Brideau
Brideau

Reputation: 4761

Returning a Promise, but getting 'Cannot read property 'then' of undefined'

I've read through the other examples of people getting this error on here, but I'm continuing to get the same error when trying to chain promises together.

In the code below, pegasus (the promise-based http library: https://github.com/typicode/pegasus) makes a call to an API, gets back some JSON, and returns a promise. I can process the data it returns back using the first then without an issue. This code is synchronous, and initially I wasn't returning a promise because I was under the impression that it wasn't necessary (and still might not be). In the code below I tried wrapping it in a promise anyway as that was a commonly offered solution for other similar questions on Stack Overflow, but that doesn't seem to have solved it either.

Still, I am getting the TypeError: Cannot read property 'then' of undefined message.

var polygonGeo, centroidGeo;
var hexData = pegasus(hexUrl)
  .then(function(data, xhr) {
    return new Promise(function(resolve, reject) {
      var features = data.features;
      var polygons = features.filter(function(feature) {
        return feature.properties.kind === 'Hexagon';
      });
      var centroids = features.filter(function(feature) {
        return feature.properties.kind === 'Centroid';
      });

      polygonGeo = $.extend(true, {}, data);
      centroidGeo = $.extend(true, {}, data);

      polygonGeo.features = polygons;
      centroidGeo.features = centroids;
      if (typeof polygonGeo !== 'undefined' &&
          typeof centroidGeo !== 'undefined') {
        resolve();
      }
    });
}).then(function() {
  console.log('It never reaches here.');
}).catch(function(error) {
  console.log(Error(error));
});

Any idea where I might be going wrong?

Upvotes: 0

Views: 1284

Answers (2)

Typicode
Typicode

Reputation: 31

@Brideau sorry for that, then may be confusing. As @T.J. explained, it's not a real Promise. I'll emphasise that part in the README.

About not using Promises, the idea of Pegasus is that the faster it loads, the faster it can start making requests.

That's why I'm not using a Promise polyfill. It's to make the library as small as possible. I'm only supporting GET + JSON requests too for the same reason.

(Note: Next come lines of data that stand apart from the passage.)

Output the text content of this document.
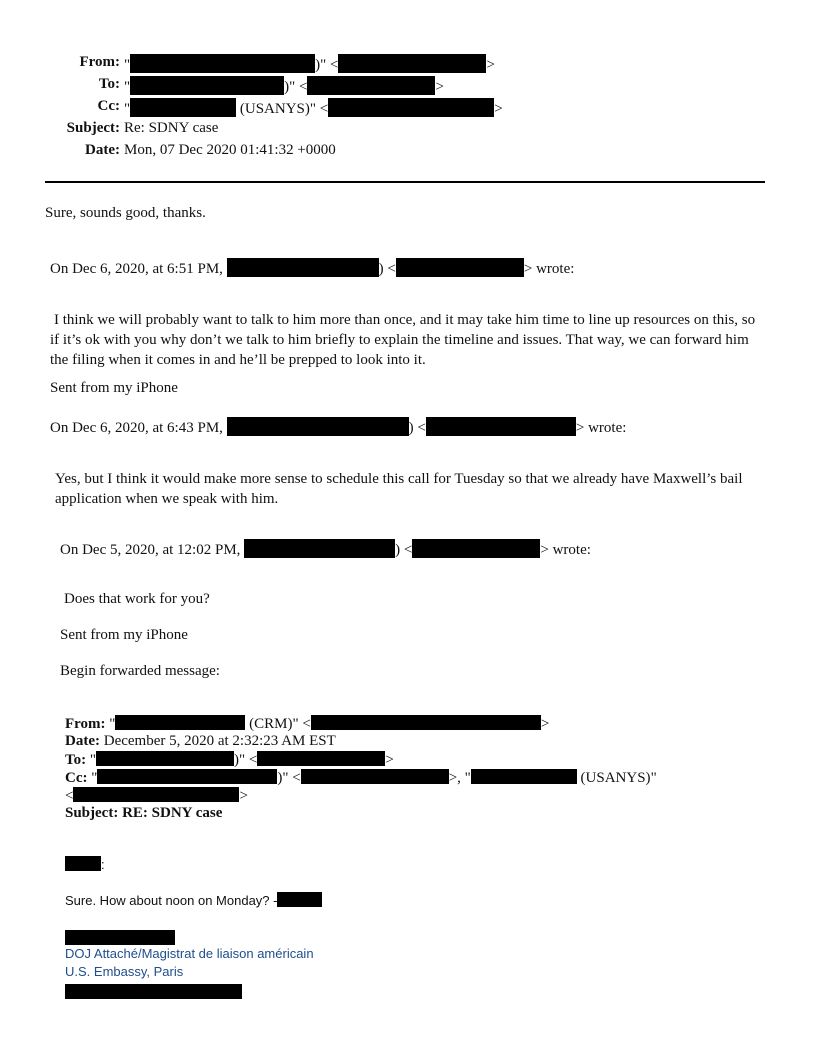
From: "	)" <	>
To: "	)" <	>
Cc: "	(USANYS)" <	>
Subject: Re: SDNY case
Date: Mon, 07 Dec 2020 01:41:32 +0000
Sure, sounds good, thanks.
On Dec 6, 2020, at 6:51 PM,	) <	> wrote:
I think we will probably want to talk to him more than once, and it may take him time to line up resources on this, so if it’s ok with you why don’t we talk to him briefly to explain the timeline and issues. That way, we can forward him the filing when it comes in and he’ll be prepped to look into it.
Sent from my iPhone
On Dec 6, 2020, at 6:43 PM,	) <	> wrote:
Yes, but I think it would make more sense to schedule this call for Tuesday so that we already have Maxwell’s bail application when we speak with him.
On Dec 5, 2020, at 12:02 PM,	) <	> wrote:
Does that work for you?
Sent from my iPhone
Begin forwarded message:
From: "	(CRM)" <	>
Date: December 5, 2020 at 2:32:23 AM EST
To: "	)" <	>
Cc: "	)" <	>, "	(USANYS)"
<	>
Subject: RE: SDNY case
:
Sure. How about noon on Monday? -
DOJ Attaché/Magistrat de liaison américain
U.S. Embassy, Paris
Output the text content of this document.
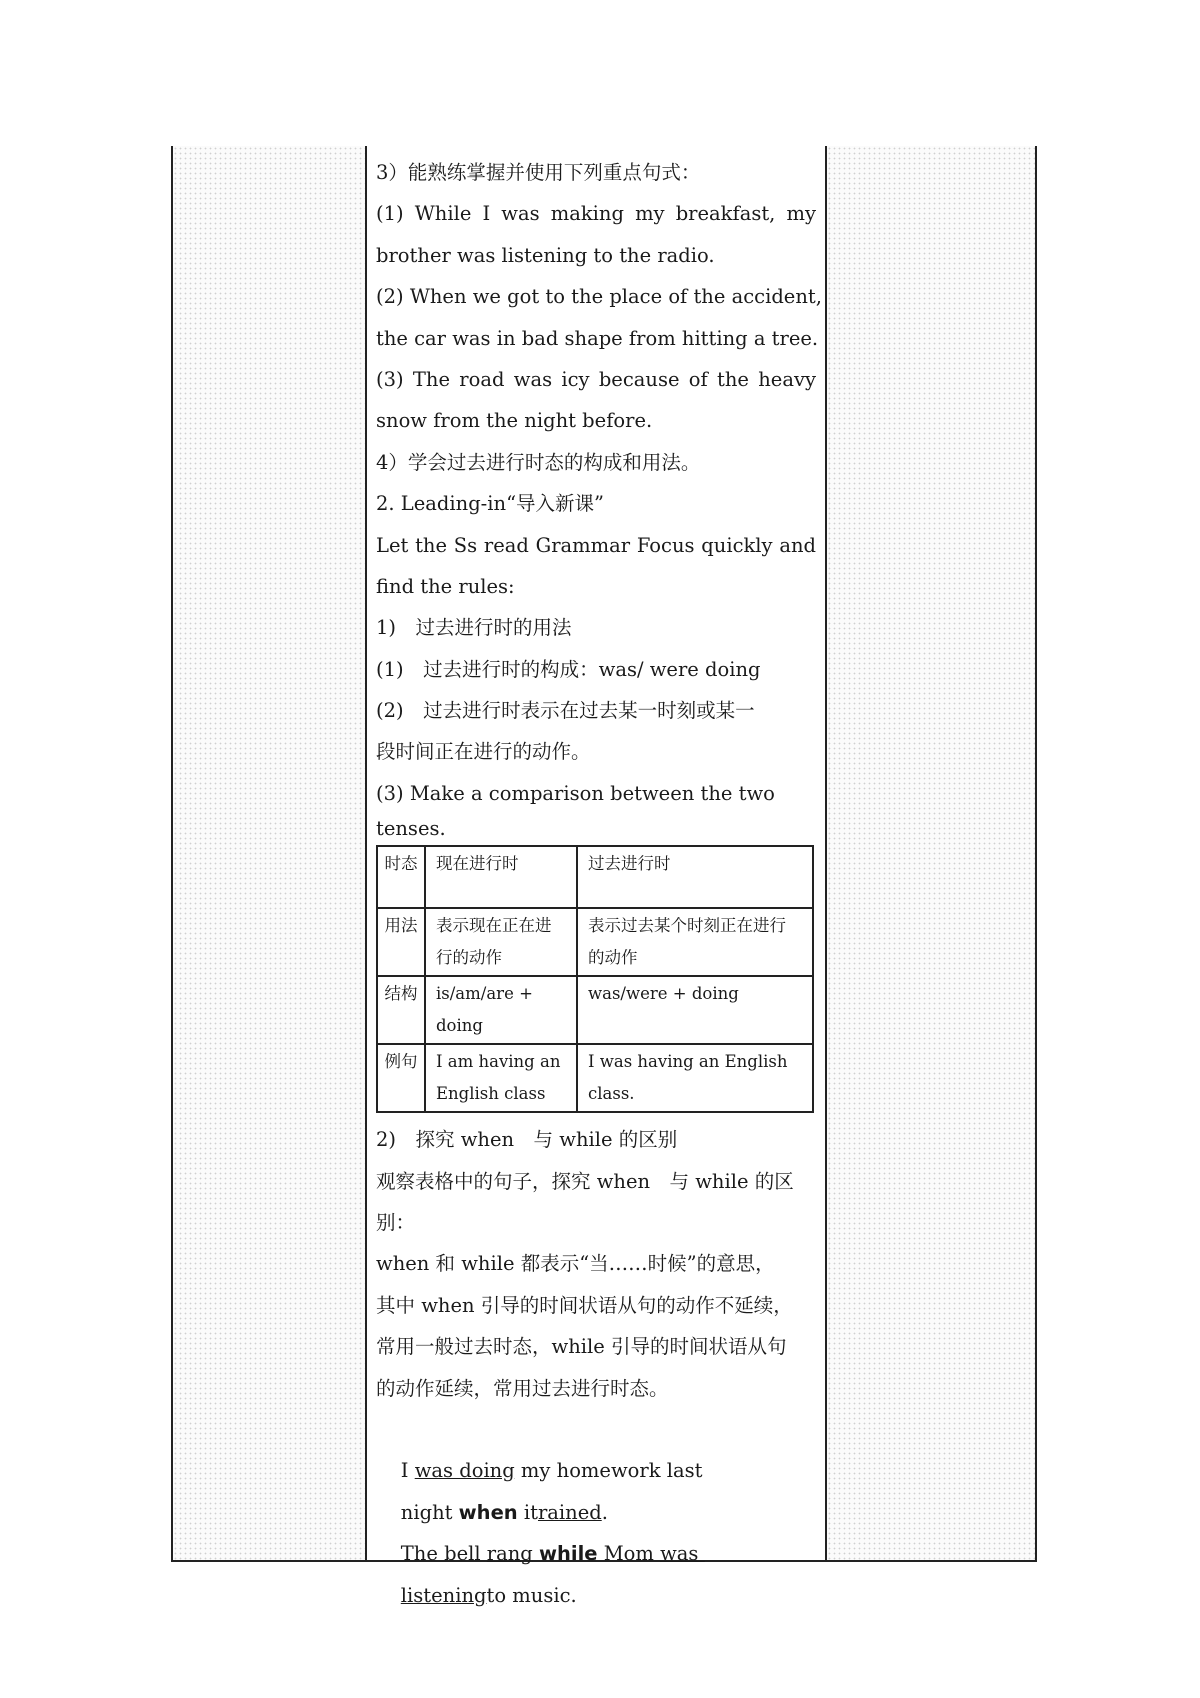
3）能熟练掌握并使用下列重点句式：
(1) While I was making my breakfast, my
brother was listening to the radio.
(2) When we got to the place of the accident,
the car was in bad shape from hitting a tree.
(3) The road was icy because of the heavy
snow from the night before.
4）学会过去进行时态的构成和用法。
2. Leading-in“导入新课”
Let the Ss read Grammar Focus quickly and
find the rules:
1)　过去进行时的用法
(1)　过去进行时的构成：was/ were doing
(2)　过去进行时表示在过去某一时刻或某一
段时间正在进行的动作。
(3) Make a comparison between the two
tenses.
时态	现在进行时	过去进行时
用法	表示现在正在进行的动作	表示过去某个时刻正在进行的动作
结构	is/am/are + doing	was/were + doing
例句	I am having an English class	I was having an English class.
2)　探究 when　与 while 的区别
观察表格中的句子，探究 when　与 while 的区
别：
when 和 while 都表示“当……时候”的意思，
其中 when 引导的时间状语从句的动作不延续，
常用一般过去时态，while 引导的时间状语从句
的动作延续，常用过去进行时态。

I was doing my homework last

night when itrained.

The bell rang while Mom was

listeningto music.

Regarding the "weird" code style, I'm using Byte-saving Techniques. That's why, for example, function parameters are used as variable placeholders.

So Pegasus should be used at the begin, but after that you may use other libraries to make more complex requests.

I hope it makes things a bit clearer :)

Upvotes: 1

T.J. Crowder
T.J. Crowder

Reputation: 1074168

The problem is that pegasus doesn't implement A+/Promises. Or, really, any kind of promises in the generally-accepted sense.

If we look at its source code, we can see that its then function doesn't return anything:

function pegasus(a, xhr) {
  xhr = new XMLHttpRequest();

  // ...lines omitted...

  xhr.onreadystatechange = xhr.then = function(onSuccess, onError, cb, data) {
      // ...lines omitted, there is no `return` anywhere, at all...
  };

  // Send
  xhr.send();

  // Return request
  return xhr;
}

It's creating an XHR object, then adding a then property to it which is a function which is nothing short of bizarre not a proper then in the Promises sense, and returns that XHR object.

A proper then function returns a new promise. Neither the pegasus function nor its then returns a promise, at all.